Reinaldo Paes Barreto, Jornal do Brasil
RIO - E não só da sua presença, serena, cordial, no mais das vezes bem-humorada mas, também, do professor estilo grego: ensinando por metáforas. E por exemplos. Exemplo: nos primeiros meses de 1983, eu trabalhava na Souza Cruz, na gerência da área institucional e o meu então chefe e amigo era o Kenneth Light (hoje um dos maiores especialistas nas circunstâncias da chegada de D. João VI ao Brasil). Uma manhã ele me chamou e disse: A BAT (British American Tobacco, nossa matriz) decidiu que os maços de cigarros no Brasil também deverão trazer nos rótulos a advertência de que fumar pode fazer mal à saúde .
(A hipotética perda de fumantes era compensada pelo freio nas ações indenizatórias contra os fabricantes de raro prazer , ao sucesso , etc).
E completou: você conhece algum parlamentar amigo, capaz de propor essa lei? Sim, respondi imediatamente e, na sequência, pedi ligação para Brasília para falar com o Doutor Tancredo (deixaria o senado logo depois para se candidatar ao governo de Minas) , a quem conhecia por intermédio da minha longa e querida amizade com o Tancredo Augusto, seu filho, meu colega de Mello e Souza desde 1960 e em cujo apartamento na Avenida Atlântica muitas vezes me encontrei com o futuro presidente.
Ele prontamente marcou data para dali a dois dias, com almoço no Piantella. Lá nos encontramos. Papo vai, papo vem (era um conversador inesgotável) fiz-lhe o pedido. Ele nem pestanejou: "sem problemas! Acho até muito bom para conscientizar o fumante. Me mande um fax (old good times) com o texto sugerido que eu vou submeter ao meu assessor jurídico e apresento como projeto de lei".
Dito e feito, mais tarde.
Mas, antes de terminar o cafezinho, pôs a mão no meu braço e disse: mas Reinaldo, isso tem um preço .
Gelei, claro. A Souza Cruz era a empresa mais certinha do planeta e qualquer mensalinho daria na demissão de toda a diretoria e mais as secretárias!
Só que o Doutor Tancredo era um daqueles varões de Plutarco com um DNA de probidade e amor pela sua gente a quem Brasília nunca contaminou. Fez um silêncio (só de sacanagem) e rematou: vou querer que a Souza Cruz construa o Museu de Arte Sacra de São João Del Rey .

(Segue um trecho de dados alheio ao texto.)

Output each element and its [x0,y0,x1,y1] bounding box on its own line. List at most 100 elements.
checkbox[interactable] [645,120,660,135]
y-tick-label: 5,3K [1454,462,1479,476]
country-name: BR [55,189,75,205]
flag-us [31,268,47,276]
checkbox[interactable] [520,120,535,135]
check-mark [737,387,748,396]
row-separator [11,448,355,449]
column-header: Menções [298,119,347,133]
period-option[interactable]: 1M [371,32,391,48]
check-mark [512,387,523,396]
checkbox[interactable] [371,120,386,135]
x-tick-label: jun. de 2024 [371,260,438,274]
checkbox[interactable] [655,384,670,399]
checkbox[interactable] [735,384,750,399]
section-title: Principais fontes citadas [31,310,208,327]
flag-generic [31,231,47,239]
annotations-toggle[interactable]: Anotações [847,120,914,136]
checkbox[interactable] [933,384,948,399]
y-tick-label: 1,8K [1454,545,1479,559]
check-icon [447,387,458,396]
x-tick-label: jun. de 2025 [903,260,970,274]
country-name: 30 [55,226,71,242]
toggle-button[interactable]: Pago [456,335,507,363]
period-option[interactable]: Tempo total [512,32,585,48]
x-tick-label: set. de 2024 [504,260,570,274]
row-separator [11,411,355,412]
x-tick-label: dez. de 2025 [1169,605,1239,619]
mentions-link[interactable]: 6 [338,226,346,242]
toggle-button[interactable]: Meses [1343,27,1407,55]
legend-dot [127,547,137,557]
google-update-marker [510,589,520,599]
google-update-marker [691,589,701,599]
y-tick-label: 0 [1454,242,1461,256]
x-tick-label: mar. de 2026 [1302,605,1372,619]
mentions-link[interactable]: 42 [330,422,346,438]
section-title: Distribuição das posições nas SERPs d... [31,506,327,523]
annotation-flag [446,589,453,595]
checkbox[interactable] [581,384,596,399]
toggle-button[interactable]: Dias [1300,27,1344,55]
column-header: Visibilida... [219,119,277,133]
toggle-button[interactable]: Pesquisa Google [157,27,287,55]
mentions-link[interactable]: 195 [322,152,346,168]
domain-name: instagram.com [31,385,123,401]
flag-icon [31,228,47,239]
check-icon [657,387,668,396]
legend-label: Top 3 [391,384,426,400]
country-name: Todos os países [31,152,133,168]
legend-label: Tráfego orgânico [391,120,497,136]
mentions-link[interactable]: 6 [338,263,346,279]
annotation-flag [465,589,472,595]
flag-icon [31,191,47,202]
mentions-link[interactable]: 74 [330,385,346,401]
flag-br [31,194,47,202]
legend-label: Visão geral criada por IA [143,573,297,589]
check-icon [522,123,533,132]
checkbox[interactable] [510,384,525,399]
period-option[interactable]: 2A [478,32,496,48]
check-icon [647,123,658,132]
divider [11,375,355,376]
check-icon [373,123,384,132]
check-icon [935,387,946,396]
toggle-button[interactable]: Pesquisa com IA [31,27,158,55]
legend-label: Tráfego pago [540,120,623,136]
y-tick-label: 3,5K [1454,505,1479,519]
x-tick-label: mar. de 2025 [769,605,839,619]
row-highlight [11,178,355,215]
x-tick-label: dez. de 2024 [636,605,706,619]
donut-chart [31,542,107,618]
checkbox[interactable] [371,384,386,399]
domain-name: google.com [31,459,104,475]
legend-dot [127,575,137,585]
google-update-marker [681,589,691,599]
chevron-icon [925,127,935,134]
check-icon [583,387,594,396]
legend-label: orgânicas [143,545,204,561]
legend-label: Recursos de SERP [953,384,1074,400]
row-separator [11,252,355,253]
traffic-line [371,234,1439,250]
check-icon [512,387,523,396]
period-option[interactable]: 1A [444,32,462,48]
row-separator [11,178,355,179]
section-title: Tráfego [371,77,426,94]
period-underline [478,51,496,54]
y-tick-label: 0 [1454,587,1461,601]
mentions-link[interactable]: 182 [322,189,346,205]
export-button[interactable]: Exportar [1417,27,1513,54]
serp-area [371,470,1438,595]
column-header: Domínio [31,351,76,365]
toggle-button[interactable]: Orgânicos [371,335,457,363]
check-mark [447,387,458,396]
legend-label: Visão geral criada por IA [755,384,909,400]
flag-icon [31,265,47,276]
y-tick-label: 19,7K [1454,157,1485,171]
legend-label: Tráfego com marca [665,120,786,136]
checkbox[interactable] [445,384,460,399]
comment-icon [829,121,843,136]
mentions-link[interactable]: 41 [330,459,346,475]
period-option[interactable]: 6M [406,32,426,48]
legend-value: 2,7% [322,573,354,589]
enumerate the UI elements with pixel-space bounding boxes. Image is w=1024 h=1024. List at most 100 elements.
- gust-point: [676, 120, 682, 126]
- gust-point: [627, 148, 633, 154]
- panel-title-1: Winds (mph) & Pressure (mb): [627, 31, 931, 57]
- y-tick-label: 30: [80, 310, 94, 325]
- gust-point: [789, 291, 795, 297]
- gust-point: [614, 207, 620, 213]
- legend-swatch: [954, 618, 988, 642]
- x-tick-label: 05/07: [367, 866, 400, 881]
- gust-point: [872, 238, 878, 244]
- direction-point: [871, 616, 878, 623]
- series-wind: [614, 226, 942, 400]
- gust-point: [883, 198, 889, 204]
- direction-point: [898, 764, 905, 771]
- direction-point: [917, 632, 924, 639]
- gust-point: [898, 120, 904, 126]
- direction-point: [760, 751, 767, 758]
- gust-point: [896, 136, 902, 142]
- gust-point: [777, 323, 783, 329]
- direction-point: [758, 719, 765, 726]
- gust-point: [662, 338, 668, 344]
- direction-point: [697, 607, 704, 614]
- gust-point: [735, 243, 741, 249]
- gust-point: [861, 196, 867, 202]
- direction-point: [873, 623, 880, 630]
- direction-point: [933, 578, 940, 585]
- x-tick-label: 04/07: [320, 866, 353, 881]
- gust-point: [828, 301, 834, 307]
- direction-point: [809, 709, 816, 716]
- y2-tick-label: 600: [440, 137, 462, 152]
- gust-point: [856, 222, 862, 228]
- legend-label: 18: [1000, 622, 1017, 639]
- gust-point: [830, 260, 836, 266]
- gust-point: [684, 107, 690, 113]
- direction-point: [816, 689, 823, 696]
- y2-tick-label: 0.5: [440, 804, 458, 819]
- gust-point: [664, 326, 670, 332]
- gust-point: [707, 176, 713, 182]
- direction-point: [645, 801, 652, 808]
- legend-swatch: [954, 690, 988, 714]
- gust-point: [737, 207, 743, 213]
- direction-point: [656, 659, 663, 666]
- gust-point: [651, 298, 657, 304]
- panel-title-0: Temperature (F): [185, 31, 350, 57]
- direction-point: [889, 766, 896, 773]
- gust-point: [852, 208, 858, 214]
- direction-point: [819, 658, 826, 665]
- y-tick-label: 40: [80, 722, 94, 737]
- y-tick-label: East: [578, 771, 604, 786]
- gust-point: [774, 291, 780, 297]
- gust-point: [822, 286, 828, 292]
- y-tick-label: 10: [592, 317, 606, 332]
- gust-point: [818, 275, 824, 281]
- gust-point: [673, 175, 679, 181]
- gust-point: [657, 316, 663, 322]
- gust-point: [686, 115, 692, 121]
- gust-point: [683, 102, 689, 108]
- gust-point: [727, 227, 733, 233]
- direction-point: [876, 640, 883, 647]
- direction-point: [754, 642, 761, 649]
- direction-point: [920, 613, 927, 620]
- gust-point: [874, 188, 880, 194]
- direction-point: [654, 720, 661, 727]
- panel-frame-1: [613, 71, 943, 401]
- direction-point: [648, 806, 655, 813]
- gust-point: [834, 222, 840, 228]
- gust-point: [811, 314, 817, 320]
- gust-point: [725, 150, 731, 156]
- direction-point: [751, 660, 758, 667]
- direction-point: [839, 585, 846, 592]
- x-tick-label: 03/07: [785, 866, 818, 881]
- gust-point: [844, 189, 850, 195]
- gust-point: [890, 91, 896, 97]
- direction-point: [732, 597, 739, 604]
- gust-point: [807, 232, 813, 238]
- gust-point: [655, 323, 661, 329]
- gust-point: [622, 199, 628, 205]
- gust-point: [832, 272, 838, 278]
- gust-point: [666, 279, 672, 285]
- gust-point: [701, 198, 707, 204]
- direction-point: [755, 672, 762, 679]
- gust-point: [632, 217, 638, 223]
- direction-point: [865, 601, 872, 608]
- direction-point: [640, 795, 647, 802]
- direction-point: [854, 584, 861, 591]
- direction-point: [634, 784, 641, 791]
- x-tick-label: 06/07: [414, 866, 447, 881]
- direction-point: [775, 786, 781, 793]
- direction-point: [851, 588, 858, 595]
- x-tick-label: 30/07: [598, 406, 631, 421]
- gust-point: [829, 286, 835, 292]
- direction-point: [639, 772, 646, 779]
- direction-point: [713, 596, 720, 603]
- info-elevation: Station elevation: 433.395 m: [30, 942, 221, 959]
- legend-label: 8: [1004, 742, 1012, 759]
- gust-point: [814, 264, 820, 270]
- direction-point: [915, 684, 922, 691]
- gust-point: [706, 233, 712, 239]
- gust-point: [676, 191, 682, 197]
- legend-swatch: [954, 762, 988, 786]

Alvíssaras! Dali mesmo liguei para o Light, que aprovou com entusiasmo a iniciativa, e dias depois estava sendo criado um grupo executivo, comandado pelo arquiteto e grande figura do Alvino Costa Filho, que praticamente se mudou para o eixo São João-Tiradentes para dar início à seleção e ordenamento do maior acervo de arte sacra mineira e brasileira, já reunida em Minas.
O Museu de Arte Sacra está lá, instalado no prédio da antiga cadeia de São João del Rei, que neste lugar funcionou por 113 anos. Em 1983, como disse, o imóvel, que então pertencia a particulares, foi comprado pela Souza Cruz que patrocinou a restauração e a organização do MAS. A inauguração foi em 1984, com Doutor Tancredo já governador, e é um órgão importante de divulgação da cultura religiosa local. O valioso patrimônio é composto por cerca de 200 peças dos séculos XVII, XVIII e XIX que pertenceram às irmandades da cidade e está organizado nas seguintes salas: Sala de Exposição Temporária Sala da Imaginária Sala da Prataria Sala dos Paramentos.
Vale a visita: vale a lição.
Reinaldo Paes Barreto é diretor Institucional do Jornal do Brasil.